Emerging Lipid Biomarkers

✅ 1. Small Dense LDL-C (sdLDL-C)

• Highly atherogenic due to prolonged circulation and susceptibility to oxidation.
• Associated with metabolic syndrome, diabetes, and cardiovascular events.
• Predicts CVD risk even in patients with low LDL-C.

🔹 Clinical Application:

• sdLDL >0.90 mmol/L indicates higher cardiovascular risk.

📌 sdLDL-C improves risk stratification in patients with normal lipid levels.

✅ 2. Oxidised LDL (Ox-LDL)

• Oxidation of LDL plays a key role in atherosclerosis.
• Ox-LDL levels correlate with coronary artery disease severity.

🔹 Studies on Ox-LDL & CVD Risk:

• Elevated Ox-LDL is seen in acute coronary syndromes.
• Predicts CVD events independent of LDL-C levels.
• Linked to inflammation in autoimmune diseases and CKD.

📌 Ox-LDL is being evaluated as a novel biomarker for residual cardiovascular risk.

✅ 3. Residual Cardiovascular Risk

• Up to 50% of patients with coronary artery disease (CAD) achieve LDL-C targets but still have events.
• Residual risk may be due to:
  • Small dense LDL.
  • Oxidised LDL.
  • Inflammation markers.
  • Lipoprotein(a) [Lp(a)].

📌 Statin therapy alone may not fully mitigate CVD risk—additional lipid markers are being explored.

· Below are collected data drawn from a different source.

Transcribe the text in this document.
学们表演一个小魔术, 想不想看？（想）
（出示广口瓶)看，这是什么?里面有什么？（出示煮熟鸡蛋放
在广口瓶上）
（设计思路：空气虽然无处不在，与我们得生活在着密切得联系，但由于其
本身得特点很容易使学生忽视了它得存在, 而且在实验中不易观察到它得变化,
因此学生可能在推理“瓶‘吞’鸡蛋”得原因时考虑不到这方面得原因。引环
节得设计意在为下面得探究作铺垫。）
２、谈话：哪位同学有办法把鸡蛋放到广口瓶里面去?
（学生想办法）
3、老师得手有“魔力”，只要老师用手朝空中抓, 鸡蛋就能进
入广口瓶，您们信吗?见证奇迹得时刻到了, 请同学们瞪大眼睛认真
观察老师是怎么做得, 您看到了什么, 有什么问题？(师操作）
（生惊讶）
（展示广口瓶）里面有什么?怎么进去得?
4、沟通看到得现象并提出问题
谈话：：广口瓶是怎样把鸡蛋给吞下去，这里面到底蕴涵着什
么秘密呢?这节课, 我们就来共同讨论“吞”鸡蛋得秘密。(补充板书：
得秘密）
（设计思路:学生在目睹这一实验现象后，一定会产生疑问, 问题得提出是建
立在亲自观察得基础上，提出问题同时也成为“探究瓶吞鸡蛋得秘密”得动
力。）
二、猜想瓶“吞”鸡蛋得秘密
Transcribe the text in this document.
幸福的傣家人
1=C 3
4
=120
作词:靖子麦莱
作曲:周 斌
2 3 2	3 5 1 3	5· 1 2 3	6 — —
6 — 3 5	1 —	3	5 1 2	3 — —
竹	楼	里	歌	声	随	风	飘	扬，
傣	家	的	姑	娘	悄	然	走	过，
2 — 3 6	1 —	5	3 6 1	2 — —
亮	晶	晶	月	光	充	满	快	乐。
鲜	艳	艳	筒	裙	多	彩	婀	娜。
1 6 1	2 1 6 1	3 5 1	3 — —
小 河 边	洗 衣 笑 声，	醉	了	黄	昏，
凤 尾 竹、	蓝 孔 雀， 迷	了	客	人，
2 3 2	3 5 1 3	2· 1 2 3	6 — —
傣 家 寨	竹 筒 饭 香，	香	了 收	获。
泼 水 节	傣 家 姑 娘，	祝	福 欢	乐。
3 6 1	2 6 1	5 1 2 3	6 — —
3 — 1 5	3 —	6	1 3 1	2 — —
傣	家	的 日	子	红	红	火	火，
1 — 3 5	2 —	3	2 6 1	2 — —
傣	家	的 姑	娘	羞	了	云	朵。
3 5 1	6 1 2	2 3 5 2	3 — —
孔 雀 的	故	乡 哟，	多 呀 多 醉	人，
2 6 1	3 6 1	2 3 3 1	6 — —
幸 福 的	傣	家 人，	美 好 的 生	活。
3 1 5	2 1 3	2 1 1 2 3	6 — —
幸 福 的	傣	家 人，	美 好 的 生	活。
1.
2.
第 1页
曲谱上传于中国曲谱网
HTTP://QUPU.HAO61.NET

Assessment of Treatment Goals & Monitoring

✅ Recommended Testing Frequency:

• 6-month lipid testing after lifestyle modification alone.
• 8-week lipid testing after initiating or changing lipid-lowering therapy.
• 6-monthly testing in patients at target.

📌 Regular monitoring ensures optimal lipid control and CVD prevention.

Genetic Testing for Familial Hypercholesterolaemia (FH)

✅ Upcoming Ampath Genetic Panel for FH:

• Detects mutations in:
  • LDL receptor gene (LDLR).
  • Apolipoprotein B gene (APOB).
  • Proprotein convertase subtilisin/kexin Type 9 (PCSK9) gene.

✅ Who Should Be Tested?

• Cascade screening in relatives of patients with FH.
• Patients with LDL-C ≥7.5 mmol/L.

📌 Genetic testing helps identify at-risk individuals and enables early intervention.

Key Takeaways for Clinicians

✅ Non-fasting lipid testing is now preferred unless specific indications require fasting.
✅ Non-HDL-C and lipid ratios improve risk prediction in metabolic syndrome and diabetes.
✅ Small dense LDL and oxidised LDL may provide insight into residual cardiovascular risk.
✅ Genetic testing for FH is becoming an essential tool for early detection and treatment.

📌 Advancements in lipid markers enhance cardiovascular risk assessment beyond traditional lipids.